Hier haben wir noch ein paar ganz konkrete, wertvolle Tipps für dich, wie du selbst zum Retter deiner Lebensmittel werden kannst und ihren Verderb länger herauszögern kannst. So hilfst du schon bei dir Zuhause mit, unnötige Lebensmittelverschwendung zu vermeiden! Schau doch mal, bestimmt ist hier auch etwas Brauchbares für dich dabei:

  • „Jedes Schüsselchen findet sein Deckelchen“: Frei nach dem alten Schlager ist es sinnvoll, deine Lebensmittel immer mit einem passenden Deckel aufzubewahren. So kann weniger Wasser verdunsten und weniger Sauerstoff eindringen. Wenn du es plastikfrei bevorzugst, gibt es dafür geeignete, stapelbare Glas- oder Metall-Behälter für deinen Kühlschrank oder dein Lebensmittelregal!

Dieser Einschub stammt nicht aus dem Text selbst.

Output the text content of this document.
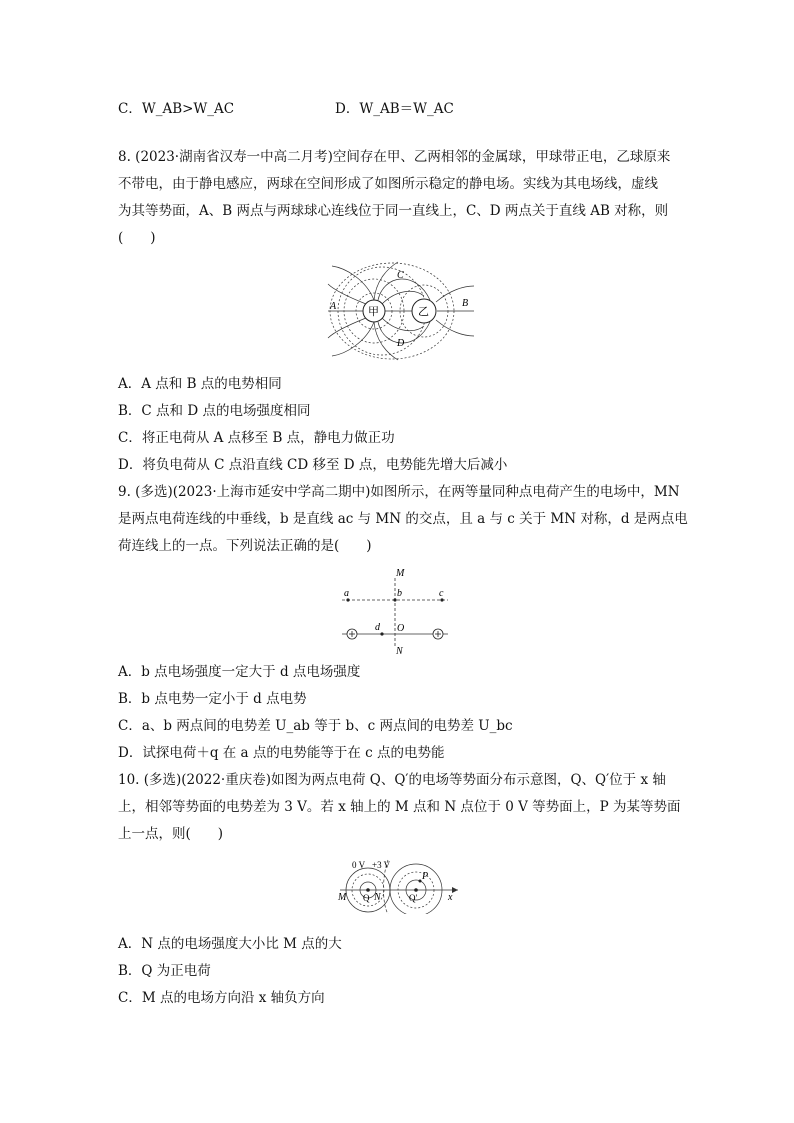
C．W_AB>W_AC	D．W_AB＝W_AC
8. (2023·湖南省汉寿一中高二月考)空间存在甲、乙两相邻的金属球，甲球带正电，乙球原来
不带电，由于静电感应，两球在空间形成了如图所示稳定的静电场。实线为其电场线，虚线
为其等势面，A、B 两点与两球球心连线位于同一直线上，C、D 两点关于直线 AB 对称，则
(　　)
甲	乙
A	B
C
D
A．A 点和 B 点的电势相同
B．C 点和 D 点的电场强度相同
C．将正电荷从 A 点移至 B 点，静电力做正功
D．将负电荷从 C 点沿直线 CD 移至 D 点，电势能先增大后减小
9. (多选)(2023·上海市延安中学高二期中)如图所示，在两等量同种点电荷产生的电场中，MN
是两点电荷连线的中垂线，b 是直线 ac 与 MN 的交点，且 a 与 c 关于 MN 对称，d 是两点电
荷连线上的一点。下列说法正确的是(　　)
M
N
a	b	c
d O
A．b 点电场强度一定大于 d 点电场强度
B．b 点电势一定小于 d 点电势
C．a、b 两点间的电势差 U_ab 等于 b、c 两点间的电势差 U_bc
D．试探电荷＋q 在 a 点的电势能等于在 c 点的电势能
10. (多选)(2022·重庆卷)如图为两点电荷 Q、Q′的电场等势面分布示意图，Q、Q′位于 x 轴
上，相邻等势面的电势差为 3 V。若 x 轴上的 M 点和 N 点位于 0 V 等势面上，P 为某等势面
上一点，则(　　)
0 V +3 V
M Q N	Q′
P
x
A．N 点的电场强度大小比 M 点的大
B．Q 为正电荷
C．M 点的电场方向沿 x 轴负方向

  • Falls du keinen passenden Deckel hast, dann gibt es statt Frischhaltefolie mittlerweile Bienenwachs-beschichtete Tücher zu kaufen, mit denen du deine Nahrungsmittel aufbewahren kannst.
  • Die kannst du sogar selbst herstellen, ist gar nicht so schwer!
  • Feuchte Tücher oder Netze eignen sich auch als plastikfreie Alternative ganz hervorragend zum Aufbewahren von Gemüse bzw. Wurzelgemüse.
  • Schlappen Salat bekommst du übrigens durch ein 5 bis 10-minütiges warmes Wasserbad (nach dem Waschen) wieder knackig und frisch!
  • Schlaffes Wurzelgemüse wird wieder knackig, wenn du es für mehrere Stunden in kaltes Wasser legst.
  • Brot hält sich besonders lange frisch in Behältern aus Zirbenholz oder in Tontöpfen. Ist dein Brot schon hart geworden (sonst aber noch gut), kannst du ihm mit Hilfe von Wasserdampf wieder zu „neuer Frische“ verhelfen.
  • Gemüsereste trocknen: Gemüsereste lassen sich ganz klein geschnitten super trocknen und aufbewahren. Damit kannst du deine Suppen jederzeit würzen und verfeinern. Aber auch eine Gewürzpaste mit Salz lässt sich aus solchen kleingeschnittenen, frischen Gemüseresten zaubern.

Werde mit unseren Tipps auch zum LECKER RETTER® und schau, wie zufrieden es machen kann, Foodwaste zu vermeiden und trotzdem lecker zu essen!